Capital Homesteading, of course (like the original 1862 Homestead Act), would ensure that "free capital" (understanding land as just one form of capital) would be permanently available, and that those who labor on the land or work with other capital own it, thereby making the whole discussion of rent and interest to be paid to another moot. (In classical economics, "rent" is the return to the owner of land, while "interest" is the return to the owner of capital. "Wages" are the return to the owner of labor.)

The real problem with Ricardo's Law of Rent from the perspective of binary economics, however, is that it makes two demonstrably false assumptions, both related, and both based on a rejection of Say's Law of Markets and the real bills doctrine.

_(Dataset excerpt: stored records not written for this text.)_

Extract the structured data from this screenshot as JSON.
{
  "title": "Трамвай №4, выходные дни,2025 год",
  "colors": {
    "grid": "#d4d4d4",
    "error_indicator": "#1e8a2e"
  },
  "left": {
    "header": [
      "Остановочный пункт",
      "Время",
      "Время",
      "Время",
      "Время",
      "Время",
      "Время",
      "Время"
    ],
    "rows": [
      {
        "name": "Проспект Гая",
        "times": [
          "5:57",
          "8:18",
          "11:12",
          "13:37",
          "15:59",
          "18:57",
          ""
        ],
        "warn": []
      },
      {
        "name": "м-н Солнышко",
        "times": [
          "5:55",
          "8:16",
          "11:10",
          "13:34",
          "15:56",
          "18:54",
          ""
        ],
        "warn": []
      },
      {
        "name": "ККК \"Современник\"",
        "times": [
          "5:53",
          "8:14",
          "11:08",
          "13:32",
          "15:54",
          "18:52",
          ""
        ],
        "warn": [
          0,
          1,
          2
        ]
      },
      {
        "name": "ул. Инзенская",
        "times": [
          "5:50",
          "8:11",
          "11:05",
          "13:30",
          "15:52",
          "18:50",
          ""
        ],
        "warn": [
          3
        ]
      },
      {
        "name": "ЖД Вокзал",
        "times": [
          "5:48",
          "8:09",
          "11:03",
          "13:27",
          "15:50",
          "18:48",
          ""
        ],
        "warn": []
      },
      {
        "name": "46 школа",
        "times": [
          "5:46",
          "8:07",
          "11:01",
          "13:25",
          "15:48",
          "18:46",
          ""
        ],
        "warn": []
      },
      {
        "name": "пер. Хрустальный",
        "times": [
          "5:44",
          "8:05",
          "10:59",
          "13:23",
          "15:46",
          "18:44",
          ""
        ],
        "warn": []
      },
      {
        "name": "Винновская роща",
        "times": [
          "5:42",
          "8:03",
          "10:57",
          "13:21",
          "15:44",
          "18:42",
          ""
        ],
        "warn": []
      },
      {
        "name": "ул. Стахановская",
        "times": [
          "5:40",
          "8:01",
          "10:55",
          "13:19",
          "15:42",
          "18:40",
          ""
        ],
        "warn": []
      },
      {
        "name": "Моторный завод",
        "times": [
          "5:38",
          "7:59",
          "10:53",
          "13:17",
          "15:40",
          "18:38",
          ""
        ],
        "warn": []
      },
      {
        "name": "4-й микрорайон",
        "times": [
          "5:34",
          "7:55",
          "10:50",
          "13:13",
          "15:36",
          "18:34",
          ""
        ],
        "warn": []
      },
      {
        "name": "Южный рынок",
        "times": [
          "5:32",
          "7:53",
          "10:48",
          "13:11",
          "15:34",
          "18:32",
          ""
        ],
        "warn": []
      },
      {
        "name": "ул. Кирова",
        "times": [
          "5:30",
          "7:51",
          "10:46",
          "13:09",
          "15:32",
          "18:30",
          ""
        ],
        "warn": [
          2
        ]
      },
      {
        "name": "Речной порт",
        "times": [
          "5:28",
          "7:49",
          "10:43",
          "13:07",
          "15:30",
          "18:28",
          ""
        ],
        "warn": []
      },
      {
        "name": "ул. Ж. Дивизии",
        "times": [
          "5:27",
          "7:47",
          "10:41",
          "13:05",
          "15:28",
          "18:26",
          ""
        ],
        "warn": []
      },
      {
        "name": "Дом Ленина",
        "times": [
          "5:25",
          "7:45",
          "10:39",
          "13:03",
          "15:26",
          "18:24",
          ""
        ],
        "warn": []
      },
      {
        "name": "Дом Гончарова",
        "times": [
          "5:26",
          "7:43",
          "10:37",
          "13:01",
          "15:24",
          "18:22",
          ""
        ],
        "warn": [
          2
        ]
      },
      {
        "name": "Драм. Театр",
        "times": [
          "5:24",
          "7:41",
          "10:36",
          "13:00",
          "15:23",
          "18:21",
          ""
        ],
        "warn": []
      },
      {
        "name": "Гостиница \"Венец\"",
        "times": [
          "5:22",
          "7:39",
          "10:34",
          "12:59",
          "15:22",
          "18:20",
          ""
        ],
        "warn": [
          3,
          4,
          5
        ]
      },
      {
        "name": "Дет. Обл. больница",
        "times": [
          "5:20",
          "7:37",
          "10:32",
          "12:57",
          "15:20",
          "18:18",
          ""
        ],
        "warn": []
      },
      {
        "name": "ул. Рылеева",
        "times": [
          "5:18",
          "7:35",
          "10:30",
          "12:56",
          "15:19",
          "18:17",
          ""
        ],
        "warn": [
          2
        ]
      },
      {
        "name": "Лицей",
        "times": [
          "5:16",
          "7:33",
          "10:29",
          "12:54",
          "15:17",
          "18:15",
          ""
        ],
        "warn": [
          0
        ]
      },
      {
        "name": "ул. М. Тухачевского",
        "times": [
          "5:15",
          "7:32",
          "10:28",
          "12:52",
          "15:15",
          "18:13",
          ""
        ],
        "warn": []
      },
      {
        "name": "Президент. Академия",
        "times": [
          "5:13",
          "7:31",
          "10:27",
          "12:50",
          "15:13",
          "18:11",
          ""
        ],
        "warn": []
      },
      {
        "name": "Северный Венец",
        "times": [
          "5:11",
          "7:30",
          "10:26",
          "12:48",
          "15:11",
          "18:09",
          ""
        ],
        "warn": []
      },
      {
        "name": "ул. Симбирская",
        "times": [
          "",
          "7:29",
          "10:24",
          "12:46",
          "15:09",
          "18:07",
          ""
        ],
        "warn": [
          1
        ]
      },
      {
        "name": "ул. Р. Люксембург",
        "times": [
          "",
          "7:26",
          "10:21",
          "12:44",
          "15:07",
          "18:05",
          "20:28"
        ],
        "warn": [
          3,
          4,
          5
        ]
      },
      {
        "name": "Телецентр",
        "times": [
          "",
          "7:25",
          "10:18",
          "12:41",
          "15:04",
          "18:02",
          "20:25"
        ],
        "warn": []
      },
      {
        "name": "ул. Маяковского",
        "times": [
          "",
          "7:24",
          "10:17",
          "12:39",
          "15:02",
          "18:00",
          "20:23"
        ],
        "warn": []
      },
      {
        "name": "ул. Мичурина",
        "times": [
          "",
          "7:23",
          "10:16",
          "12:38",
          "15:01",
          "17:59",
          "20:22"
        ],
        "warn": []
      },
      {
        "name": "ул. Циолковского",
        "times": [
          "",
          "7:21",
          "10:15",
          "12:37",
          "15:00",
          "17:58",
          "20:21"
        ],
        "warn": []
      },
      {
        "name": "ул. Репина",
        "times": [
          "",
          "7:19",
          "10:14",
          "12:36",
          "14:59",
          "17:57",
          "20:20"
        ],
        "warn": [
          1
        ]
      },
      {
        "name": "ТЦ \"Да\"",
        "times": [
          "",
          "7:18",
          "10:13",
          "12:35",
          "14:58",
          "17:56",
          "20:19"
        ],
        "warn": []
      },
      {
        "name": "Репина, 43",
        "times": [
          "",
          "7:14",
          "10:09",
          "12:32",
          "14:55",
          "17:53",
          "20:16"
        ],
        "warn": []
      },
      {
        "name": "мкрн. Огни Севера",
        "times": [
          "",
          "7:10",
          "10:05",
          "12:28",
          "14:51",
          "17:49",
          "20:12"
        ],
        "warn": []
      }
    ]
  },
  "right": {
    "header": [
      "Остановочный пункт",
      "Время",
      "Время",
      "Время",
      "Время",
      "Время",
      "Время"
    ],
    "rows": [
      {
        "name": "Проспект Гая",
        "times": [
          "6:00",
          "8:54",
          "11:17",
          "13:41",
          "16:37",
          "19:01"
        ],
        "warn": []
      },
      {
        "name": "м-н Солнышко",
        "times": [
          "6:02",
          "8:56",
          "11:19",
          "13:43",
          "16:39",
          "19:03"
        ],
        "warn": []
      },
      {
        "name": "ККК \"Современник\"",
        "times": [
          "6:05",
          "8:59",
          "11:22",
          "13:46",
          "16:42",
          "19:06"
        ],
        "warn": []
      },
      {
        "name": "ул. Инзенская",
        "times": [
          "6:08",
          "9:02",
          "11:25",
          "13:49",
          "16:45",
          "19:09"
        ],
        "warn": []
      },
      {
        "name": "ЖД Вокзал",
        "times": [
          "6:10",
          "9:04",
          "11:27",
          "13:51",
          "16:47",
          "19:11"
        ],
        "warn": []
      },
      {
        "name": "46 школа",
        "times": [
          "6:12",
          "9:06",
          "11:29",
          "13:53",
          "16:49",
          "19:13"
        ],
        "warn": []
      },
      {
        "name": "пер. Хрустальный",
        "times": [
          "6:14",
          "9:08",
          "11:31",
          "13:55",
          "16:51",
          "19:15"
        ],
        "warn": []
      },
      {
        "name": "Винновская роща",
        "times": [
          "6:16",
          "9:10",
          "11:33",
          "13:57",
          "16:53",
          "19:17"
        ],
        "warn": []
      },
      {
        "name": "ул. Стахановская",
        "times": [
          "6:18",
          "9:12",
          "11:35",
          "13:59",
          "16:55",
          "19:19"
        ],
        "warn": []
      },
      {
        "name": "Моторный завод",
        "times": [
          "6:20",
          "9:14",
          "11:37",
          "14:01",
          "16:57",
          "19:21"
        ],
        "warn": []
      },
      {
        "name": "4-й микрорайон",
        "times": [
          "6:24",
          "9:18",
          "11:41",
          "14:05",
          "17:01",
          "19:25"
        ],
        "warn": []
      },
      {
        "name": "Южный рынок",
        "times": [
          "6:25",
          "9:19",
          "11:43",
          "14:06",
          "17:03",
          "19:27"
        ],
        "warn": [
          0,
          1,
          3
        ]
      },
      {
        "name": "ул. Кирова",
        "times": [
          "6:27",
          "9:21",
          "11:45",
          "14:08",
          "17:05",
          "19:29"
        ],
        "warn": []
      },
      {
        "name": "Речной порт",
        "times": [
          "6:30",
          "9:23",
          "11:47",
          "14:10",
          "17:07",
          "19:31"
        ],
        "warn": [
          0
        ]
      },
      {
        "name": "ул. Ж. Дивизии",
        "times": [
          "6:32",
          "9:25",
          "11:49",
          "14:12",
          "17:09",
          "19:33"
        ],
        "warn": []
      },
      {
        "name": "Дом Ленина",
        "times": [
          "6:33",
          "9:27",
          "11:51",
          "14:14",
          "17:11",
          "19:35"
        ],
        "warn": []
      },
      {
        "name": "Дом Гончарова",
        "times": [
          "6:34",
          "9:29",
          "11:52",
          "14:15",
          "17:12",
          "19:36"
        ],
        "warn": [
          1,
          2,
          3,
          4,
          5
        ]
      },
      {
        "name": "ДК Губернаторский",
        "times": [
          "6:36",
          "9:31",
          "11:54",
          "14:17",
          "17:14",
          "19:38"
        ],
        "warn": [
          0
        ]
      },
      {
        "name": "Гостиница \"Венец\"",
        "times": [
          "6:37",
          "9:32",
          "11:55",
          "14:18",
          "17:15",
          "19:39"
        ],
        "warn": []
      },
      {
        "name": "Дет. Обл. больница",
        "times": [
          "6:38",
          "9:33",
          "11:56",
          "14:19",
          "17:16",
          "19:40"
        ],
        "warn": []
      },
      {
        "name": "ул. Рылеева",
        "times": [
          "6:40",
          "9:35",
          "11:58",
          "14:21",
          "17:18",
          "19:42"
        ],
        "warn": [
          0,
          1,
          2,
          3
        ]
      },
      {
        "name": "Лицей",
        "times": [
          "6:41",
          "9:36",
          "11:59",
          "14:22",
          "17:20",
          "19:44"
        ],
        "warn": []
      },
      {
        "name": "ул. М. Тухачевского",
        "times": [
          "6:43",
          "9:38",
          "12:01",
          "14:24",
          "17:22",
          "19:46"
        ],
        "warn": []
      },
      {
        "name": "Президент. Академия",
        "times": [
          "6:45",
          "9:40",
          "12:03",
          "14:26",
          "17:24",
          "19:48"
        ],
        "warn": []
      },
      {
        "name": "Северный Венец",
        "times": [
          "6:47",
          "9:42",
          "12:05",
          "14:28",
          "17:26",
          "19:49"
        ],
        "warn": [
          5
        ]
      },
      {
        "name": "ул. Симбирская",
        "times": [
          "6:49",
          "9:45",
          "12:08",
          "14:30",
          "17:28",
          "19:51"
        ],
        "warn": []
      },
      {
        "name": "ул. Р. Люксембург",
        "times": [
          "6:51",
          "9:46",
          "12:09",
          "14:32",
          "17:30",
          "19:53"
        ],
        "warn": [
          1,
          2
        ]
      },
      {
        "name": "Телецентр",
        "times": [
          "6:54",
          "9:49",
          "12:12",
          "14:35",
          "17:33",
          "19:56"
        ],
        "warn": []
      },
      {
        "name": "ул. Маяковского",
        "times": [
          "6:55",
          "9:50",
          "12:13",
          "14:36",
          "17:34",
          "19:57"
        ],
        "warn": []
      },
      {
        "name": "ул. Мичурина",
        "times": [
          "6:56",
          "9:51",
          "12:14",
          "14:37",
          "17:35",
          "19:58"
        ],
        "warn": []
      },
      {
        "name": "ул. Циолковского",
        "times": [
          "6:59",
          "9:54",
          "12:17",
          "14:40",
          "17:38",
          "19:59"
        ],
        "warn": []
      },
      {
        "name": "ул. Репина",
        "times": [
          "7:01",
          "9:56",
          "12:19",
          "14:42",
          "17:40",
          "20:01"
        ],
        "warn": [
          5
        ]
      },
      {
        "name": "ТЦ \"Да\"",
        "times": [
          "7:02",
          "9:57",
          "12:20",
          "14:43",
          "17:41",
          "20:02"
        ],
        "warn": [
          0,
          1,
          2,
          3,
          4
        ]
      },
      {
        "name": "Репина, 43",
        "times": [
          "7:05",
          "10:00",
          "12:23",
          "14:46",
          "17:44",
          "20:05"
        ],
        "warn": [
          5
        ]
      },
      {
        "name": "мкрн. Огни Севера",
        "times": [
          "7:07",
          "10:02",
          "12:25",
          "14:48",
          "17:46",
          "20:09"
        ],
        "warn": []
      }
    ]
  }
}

One, the only way to finance new capital formation — unless "free land" is available — is to cut consumption and accumulate money savings. The moment there is no "free land," people without savings or the capacity to save in any appreciable amounts become absolutely dependent on either the private sector wealthy elite, or the public sector bureaucrat who exercises control over the private sector. Again, because of the alleged necessity of existing accumulations of savings to finance capital formation, "capital" (a term properly including land) can never be "free," that is, available without first cutting consumption and saving.

Two, "money" is restricted to coin and banknotes. Over the years, followers of Ricardo and other Currency Principle adherents would expand the definition of money to include demand deposits — checking accounts — and some time deposits. It doesn't make any difference. The problem is that "the money supply," and thus "the supply of loanable funds" are thus construed as a commodity instead of a regulated system of promises. "The money supply" is necessarily limited by a wrong definition to the present value of existing marketable goods and services that have been withheld from consumption, and is therefore the only source that can be used to finance new capital. whether land or artifacts.

The possibility of entering into a contract to pay for new capital out of the future earnings of the capital itself is not even considered. It is as if we spoke of the supply of usable inches or the number of contracts into which people are allowed to enter, based solely on the numbers of inches or contracts that were already in use. Within Ricardo's framework, as well as that of any other economist who adheres to the Currency Principle, Say's Law of Markets will not operate, and the real bills doctrine is, consequently, nonsense.

Thus, Mill was right — but not for the reasons he supposed. Ricardo's Law of Rent is a sort of pons asinorum of economics . . . but it is one that you must reject before you can make any real progress! Acceptance of Ricardo's Law of Rent necessarily entails accepting his labor theory of value, his Currency Principle, the assumption of concentrated ownership of capital, and a false distinction between ownership of labor and ownership of capital that accepts as a given that "labor" can never own "capital" because they are different factors of production, and one factor of production cannot own another factor of production.

Ricardo's assumptions directly contradict basic principles of binary economics. Accepting them makes it virtually impossible for economists trapped by the "slavery of past savings" to grasp the concept of "binary growth," and why Say's Law of Markets and its application in the real bills doctrine can operate within the binary framework, but not outside of it.